When I enter the long-term care wing and ask for Rosie, the nurses look at me grimly, wondering whether I’m prepared for just how far gone she is. I am. They wheel her into her room and shut the door. It’s the two of us.
After some fruitless and awkward talking to her while sitting across from her, I spend most of my time squatting next to her wheelchair, rubbing her back and nervously trying to use my other arm to keep her in her seat. The medication they gave her keeps her nodding in and out of sleep. She doesn’t register my presence when she has to look at me, but she seems to lean into my hugs.
So I position her so that when she wakes up from the brief naps, she’ll see only the flowers, now sitting on a table in her room.

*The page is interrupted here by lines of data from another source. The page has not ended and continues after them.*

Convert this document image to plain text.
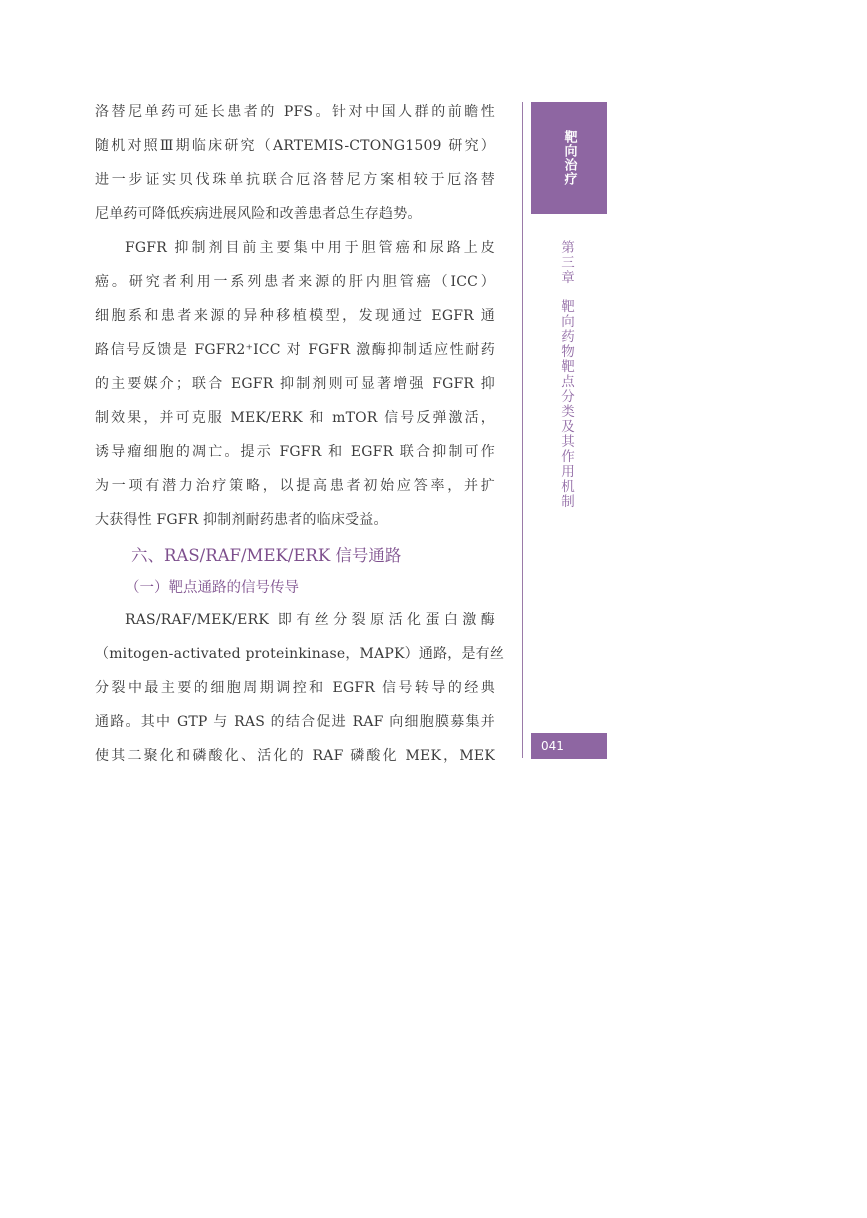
洛替尼单药可延长患者的 PFS。针对中国人群的前瞻性
随机对照Ⅲ期临床研究（ARTEMIS-CTONG1509 研究）
进一步证实贝伐珠单抗联合厄洛替尼方案相较于厄洛替
尼单药可降低疾病进展风险和改善患者总生存趋势。
FGFR 抑制剂目前主要集中用于胆管癌和尿路上皮
癌。研究者利用一系列患者来源的肝内胆管癌（ICC）
细胞系和患者来源的异种移植模型，发现通过 EGFR 通
路信号反馈是 FGFR2⁺ICC 对 FGFR 激酶抑制适应性耐药
的主要媒介；联合 EGFR 抑制剂则可显著增强 FGFR 抑
制效果，并可克服 MEK/ERK 和 mTOR 信号反弹激活，
诱导瘤细胞的凋亡。提示 FGFR 和 EGFR 联合抑制可作
为一项有潜力治疗策略，以提高患者初始应答率，并扩
大获得性 FGFR 抑制剂耐药患者的临床受益。
六、RAS/RAF/MEK/ERK 信号通路
（一）靶点通路的信号传导
RAS/RAF/MEK/ERK 即有丝分裂原活化蛋白激酶
（mitogen-activated proteinkinase，MAPK）通路，是有丝
分裂中最主要的细胞周期调控和 EGFR 信号转导的经典
通路。其中 GTP 与 RAS 的结合促进 RAF 向细胞膜募集并
使其二聚化和磷酸化、活化的 RAF 磷酸化 MEK，MEK
靶向治疗
第三章靶向药物靶点分类及其作用机制
041
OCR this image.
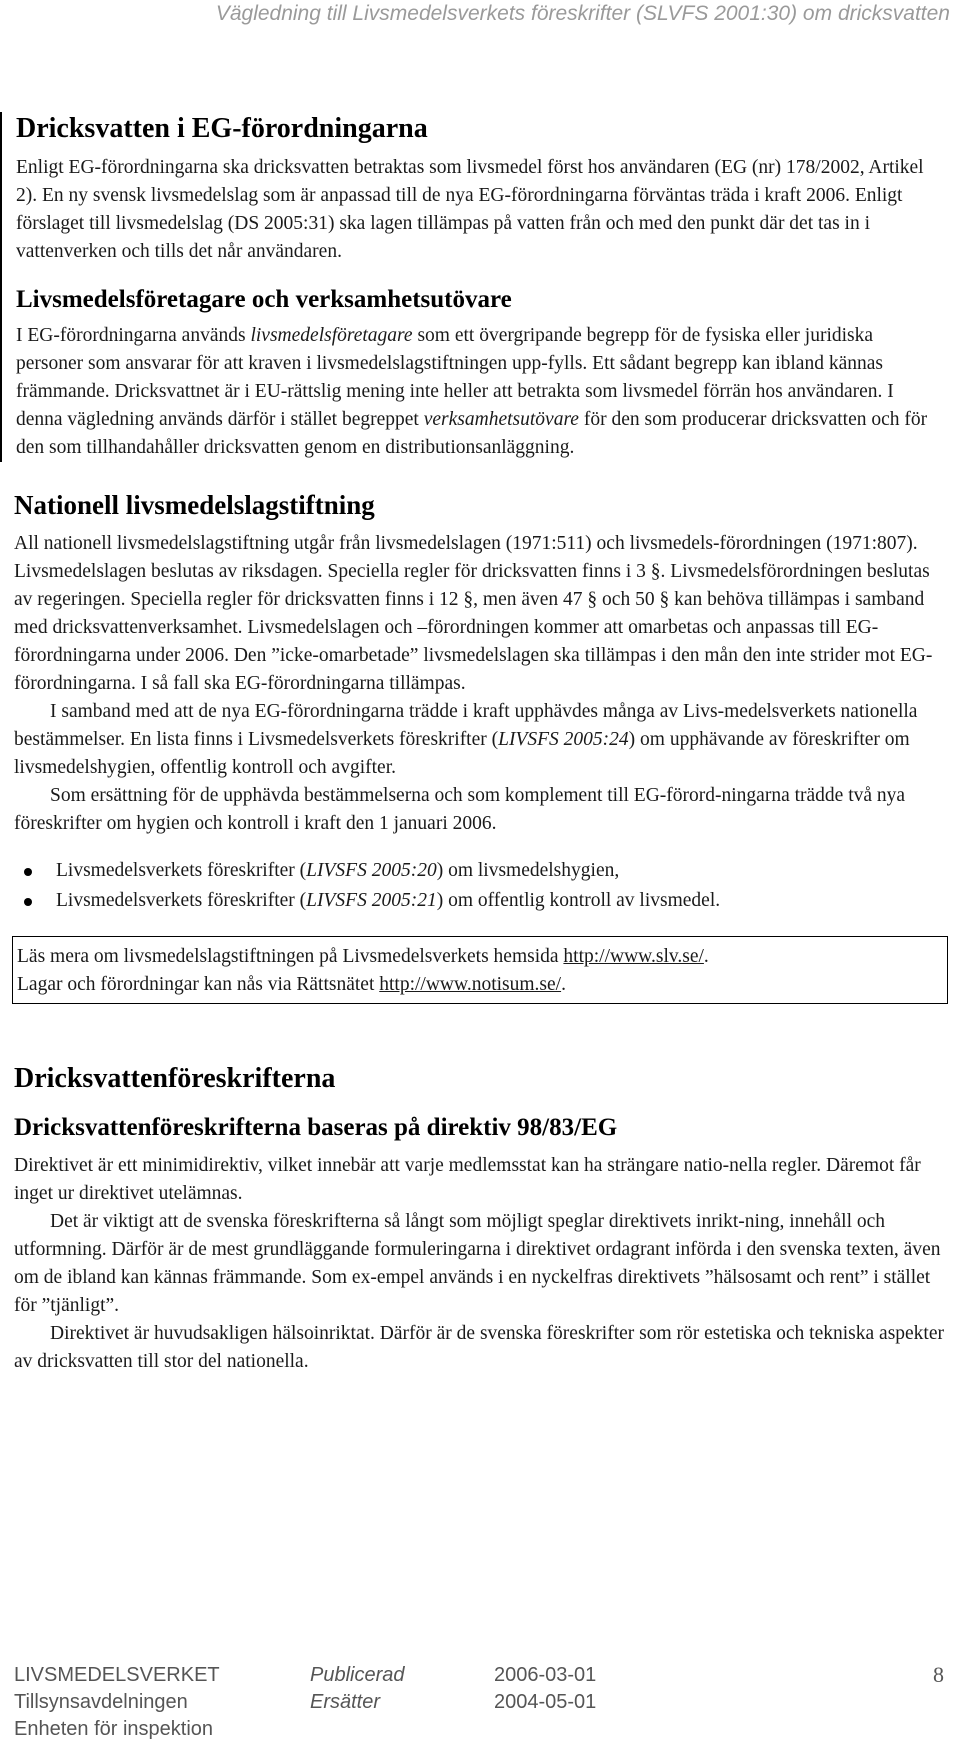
Vägledning till Livsmedelsverkets föreskrifter (SLVFS 2001:30) om dricksvatten
Dricksvatten i EG-förordningarna

Enligt EG-förordningarna ska dricksvatten betraktas som livsmedel först hos användaren (EG (nr) 178/2002, Artikel 2). En ny svensk livsmedelslag som är anpassad till de nya EG-förordningarna förväntas träda i kraft 2006. Enligt förslaget till livsmedelslag (DS 2005:31) ska lagen tillämpas på vatten från och med den punkt där det tas in i vattenverken och tills det når användaren.

Livsmedelsföretagare och verksamhetsutövare

I EG-förordningarna används livsmedelsföretagare som ett övergripande begrepp för de fysiska eller juridiska personer som ansvarar för att kraven i livsmedelslagstiftningen upp-fylls. Ett sådant begrepp kan ibland kännas främmande. Dricksvattnet är i EU-rättslig mening inte heller att betrakta som livsmedel förrän hos användaren. I denna vägledning används därför i stället begreppet verksamhetsutövare för den som producerar dricksvatten och för den som tillhandahåller dricksvatten genom en distributionsanläggning.

Nationell livsmedelslagstiftning

All nationell livsmedelslagstiftning utgår från livsmedelslagen (1971:511) och livsmedels-förordningen (1971:807). Livsmedelslagen beslutas av riksdagen. Speciella regler för dricksvatten finns i 3 §. Livsmedelsförordningen beslutas av regeringen. Speciella regler för dricksvatten finns i 12 §, men även 47 § och 50 § kan behöva tillämpas i samband med dricksvattenverksamhet. Livsmedelslagen och –förordningen kommer att omarbetas och anpassas till EG-förordningarna under 2006. Den ”icke-omarbetade” livsmedelslagen ska tillämpas i den mån den inte strider mot EG-förordningarna. I så fall ska EG-förordningarna tillämpas.

I samband med att de nya EG-förordningarna trädde i kraft upphävdes många av Livs-medelsverkets nationella bestämmelser. En lista finns i Livsmedelsverkets föreskrifter (LIVSFS 2005:24) om upphävande av föreskrifter om livsmedelshygien, offentlig kontroll och avgifter.

Som ersättning för de upphävda bestämmelserna och som komplement till EG-förord-ningarna trädde två nya föreskrifter om hygien och kontroll i kraft den 1 januari 2006.

Livsmedelsverkets föreskrifter (LIVSFS 2005:20) om livsmedelshygien,
Livsmedelsverkets föreskrifter (LIVSFS 2005:21) om offentlig kontroll av livsmedel.

Läs mera om livsmedelslagstiftningen på Livsmedelsverkets hemsida http://www.slv.se/.

Lagar och förordningar kan nås via Rättsnätet http://www.notisum.se/.

Dricksvattenföreskrifterna
Dricksvattenföreskrifterna baseras på direktiv 98/83/EG

Direktivet är ett minimidirektiv, vilket innebär att varje medlemsstat kan ha strängare natio-nella regler. Däremot får inget ur direktivet utelämnas.

Det är viktigt att de svenska föreskrifterna så långt som möjligt speglar direktivets inrikt-ning, innehåll och utformning. Därför är de mest grundläggande formuleringarna i direktivet ordagrant införda i den svenska texten, även om de ibland kan kännas främmande. Som ex-empel används i en nyckelfras direktivets ”hälsosamt och rent” i stället för ”tjänligt”.

Direktivet är huvudsakligen hälsoinriktat. Därför är de svenska föreskrifter som rör estetiska och tekniska aspekter av dricksvatten till stor del nationella.

LIVSMEDELSVERKET
Tillsynsavdelningen
Enheten för inspektion
Publicerad
Ersätter
2006-03-01
2004-05-01
8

And that’s when it happened. I was squatting by her side, arms around her, when she woke up and, clear as day, said, “Flowers for me.”
Three little words. One moment I’ll remember forever. 🌹
She passed away two weekends later. While writing her obituary, I turned to my notebook of stories written by her and my grandpa. There I found another gift. A recollection of her first memory: “I was about 2 ½ years old then. [Brother] Eugene and I were in the barnyard with Dad. We were standing near a wagon watching the men who were taking the horses. Well, about the time one of the horses was being led to the truck to be taken away. Dad put his hands under my arms and swooped me up into the wagon, as he did with Eugene. I remember the horses coming by the wagon bobbling their head like horses do when they walk. I was about eye-to-eye level with the horses. I think this is the earliest memory of my life.”